Mesmo diante das dificuldades, os amigos fazem planos de expansão para a cervejaria. O próximo é registrar a Kurato no MAPA, caminho necessário para que tudo funcione conforme a lei e a cerveja possa ser comercializada em mais pontos da região.
O passo de todo pequeno é ser grande. Se você for atrás dessas cervejarias maiores, elas começam pequenas. Todo cervejeiro, o sonho dele é se regularizar. Infelizmente a gente sabe que hoje no Brasil é muito complicado de se registrar uma cervejaria, é muita burocracia e muito imposto.
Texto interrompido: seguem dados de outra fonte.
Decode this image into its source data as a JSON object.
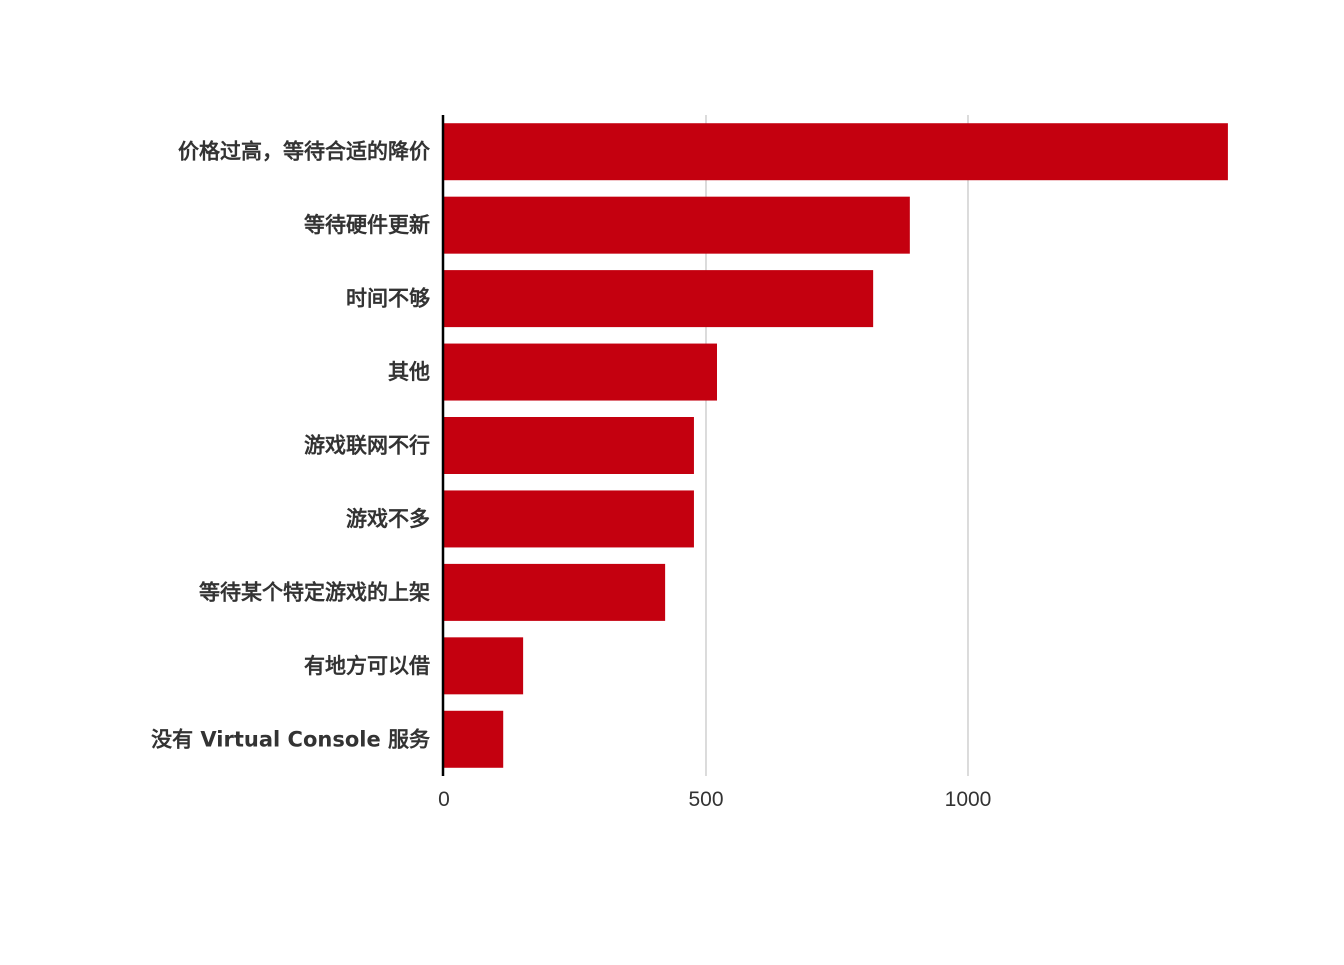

Paulo Henrique
As expectativas de Cássio e Paulo Henrique quanto ao mercado de cervejas artesanais no Cariri são positivas. “A gente criou um grupo aqui, chama-se PROCERVA Cariri, que já é uma iniciativa de uma associação de cervejeiros artesanais aqui na região. Eu acredito que aqui nos próximos sete meses vai se tornar um grande polo.” Destaca confiante, Cássio.
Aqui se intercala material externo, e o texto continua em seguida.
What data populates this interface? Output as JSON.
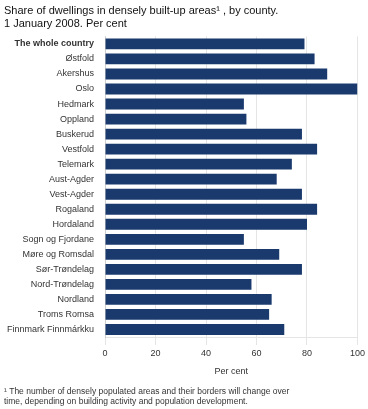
{
  "chart_data": {
    "type": "bar",
    "orientation": "horizontal",
    "title": "Share of dwellings in densely built-up areas¹ , by county.",
    "subtitle": "1 January 2008. Per cent",
    "xlabel": "Per cent",
    "annotations": [
      "¹ The number of densely populated areas and their borders will change over\ntime, depending on building activity and population development."
    ],
    "categories": [
      "The whole country",
      "Østfold",
      "Akershus",
      "Oslo",
      "Hedmark",
      "Oppland",
      "Buskerud",
      "Vestfold",
      "Telemark",
      "Aust-Agder",
      "Vest-Agder",
      "Rogaland",
      "Hordaland",
      "Sogn og Fjordane",
      "Møre og Romsdal",
      "Sør-Trøndelag",
      "Nord-Trøndelag",
      "Nordland",
      "Troms Romsa",
      "Finnmark Finnmárkku"
    ],
    "values": [
      79,
      83,
      88,
      100,
      55,
      56,
      78,
      84,
      74,
      68,
      78,
      84,
      80,
      55,
      69,
      78,
      58,
      66,
      65,
      71
    ],
    "color": "#1a3a6e",
    "xlim": [
      0,
      100
    ],
    "xticks": [
      0,
      20,
      40,
      60,
      80,
      100
    ],
    "grid": true
  }
}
Cervejeiros Cariri – Do grupo de amigos à feira gastronômica


Em setembro de 2017 os amigos Alessandro Oliveira, 41 anos, e Elce Ribeiro, 43, criaram um grupo de WhatsApp para integrar os apreciadores locais de cervejas artesanais, nascia o grupo Cervejeiros Cariri que em poucos meses atingiu o número de 150 participantes. O rápido crescimento levou os amigos a criarem também um perfil nas redes sociais para ampliar o alcance das atividades do grupo, divulgar e fomentar a cultura cervejeira na região.
“Na verdade, já existia muita gente que gostava, mas faltava alguém para conectar. A ideia foi legal, foi tão boa que rapidinho a gente teve uma ampliação muito grande da quantidade de pessoas no grupo, o Instagram também cresceu muito rápido. No Instagram a gente começou a fazer postagens educativas com relação aos estilos de cerveja, as escolas cervejeiras (…)” revela, Alessandro.
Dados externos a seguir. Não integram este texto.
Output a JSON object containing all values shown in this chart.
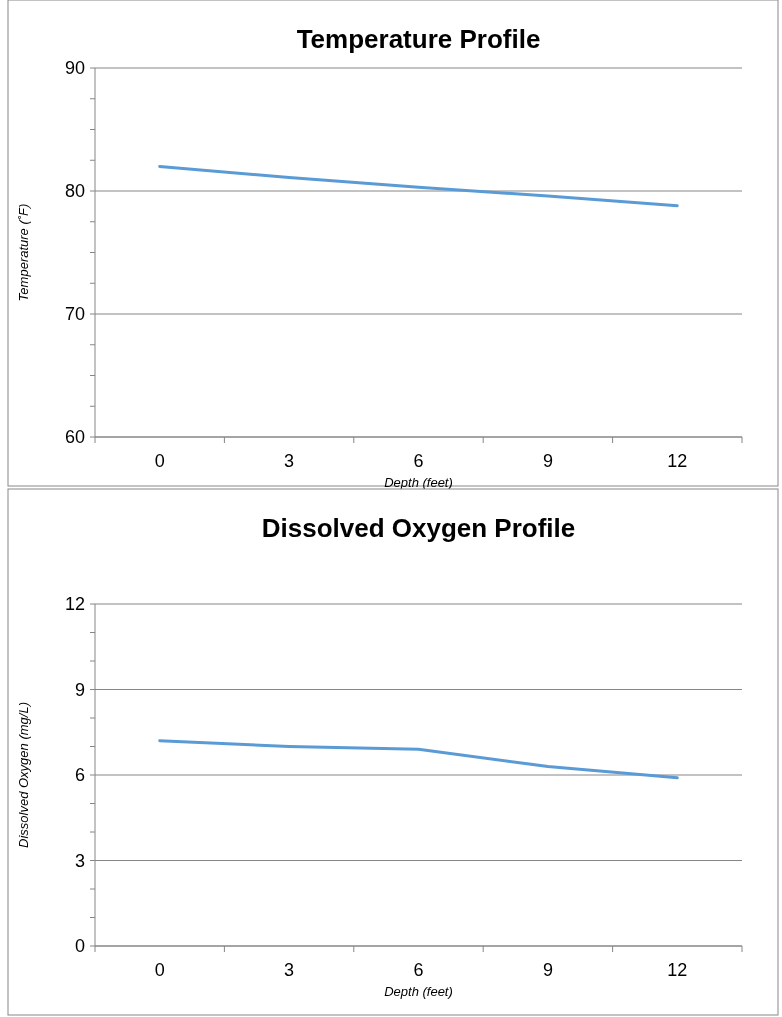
{
  "chart_data": [
    {
      "type": "line",
      "title": "Temperature Profile",
      "xlabel": "Depth (feet)",
      "ylabel": "Temperature (˚F)",
      "categories": [
        "0",
        "3",
        "6",
        "9",
        "12"
      ],
      "series": [
        {
          "color": "#5b9bd5",
          "values": [
            82,
            81.1,
            80.3,
            79.6,
            78.8
          ]
        }
      ],
      "ylim": [
        60,
        90
      ],
      "yticks": [
        60,
        {
          "value": 62.5,
          "label": null
        },
        {
          "value": 65,
          "label": null
        },
        {
          "value": 67.5,
          "label": null
        },
        70,
        {
          "value": 72.5,
          "label": null
        },
        {
          "value": 75,
          "label": null
        },
        {
          "value": 77.5,
          "label": null
        },
        80,
        {
          "value": 82.5,
          "label": null
        },
        {
          "value": 85,
          "label": null
        },
        {
          "value": 87.5,
          "label": null
        },
        90
      ],
      "grid": "y"
    },
    {
      "type": "line",
      "title": "Dissolved Oxygen Profile",
      "xlabel": "Depth (feet)",
      "ylabel": "Dissolved Oxygen (mg/L)",
      "categories": [
        "0",
        "3",
        "6",
        "9",
        "12"
      ],
      "series": [
        {
          "color": "#5b9bd5",
          "values": [
            7.2,
            7.0,
            6.9,
            6.3,
            5.9
          ]
        }
      ],
      "ylim": [
        0,
        12
      ],
      "yticks": [
        0,
        {
          "value": 1,
          "label": null
        },
        {
          "value": 2,
          "label": null
        },
        3,
        {
          "value": 4,
          "label": null
        },
        {
          "value": 5,
          "label": null
        },
        6,
        {
          "value": 7,
          "label": null
        },
        {
          "value": 8,
          "label": null
        },
        9,
        {
          "value": 10,
          "label": null
        },
        {
          "value": 11,
          "label": null
        },
        12
      ],
      "grid": "y"
    }
  ]
}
Além de fomentar a cultura cervejeira, o grupo promove encontros físicos e até virtuais para compartilhar experiências.
A gente combina qual o estilo, aí naquele dia todo mundo vai e escolhe a cerveja naquele estilo, abre, tira as fotos, posta a experiência, fala o que achou da cerveja e a gente vai trocando informação.


A aceitação do grupo e a falta de opções de rótulos na região, seja nos bares ou supermercados, fez os amigos enxergarem uma lacuna no mercado e uma oportunidade para empreender. A partir dai, o grupo Cervejeiros Cariri passou também a comercializar as cervejas artesanais nas redes sociais e, posteriormente, na feira gastronômica O Rancho. A maioria dos rótulos são de cervejarias pernambucanas, a recifense Debron é o carro chefe atualmente.
Na feira, o público pode adquirir cerca de 25 estilos de cervejas, além de produtos que levam a marca dos Cervejeiros Cariri. E para quem ainda acha que as cervejas artesanais são caras, Alexandro justifica que o custo-benefício vale a pena, e o preço mais elevado deve-se a qualidade da matéria prima e ao cuidadoso processo de fabricação das cervejas artesanais.
Eu não tenho dúvida de que o mercado de cervejas veio para ficar, pois o gosto das pessoas está mudando. (…) Isso aqui é uma tendência, é um caminho sem volta e que só vai pra frente. Se você experimentar uma cerveja dessa aqui, você não quer tomar outra.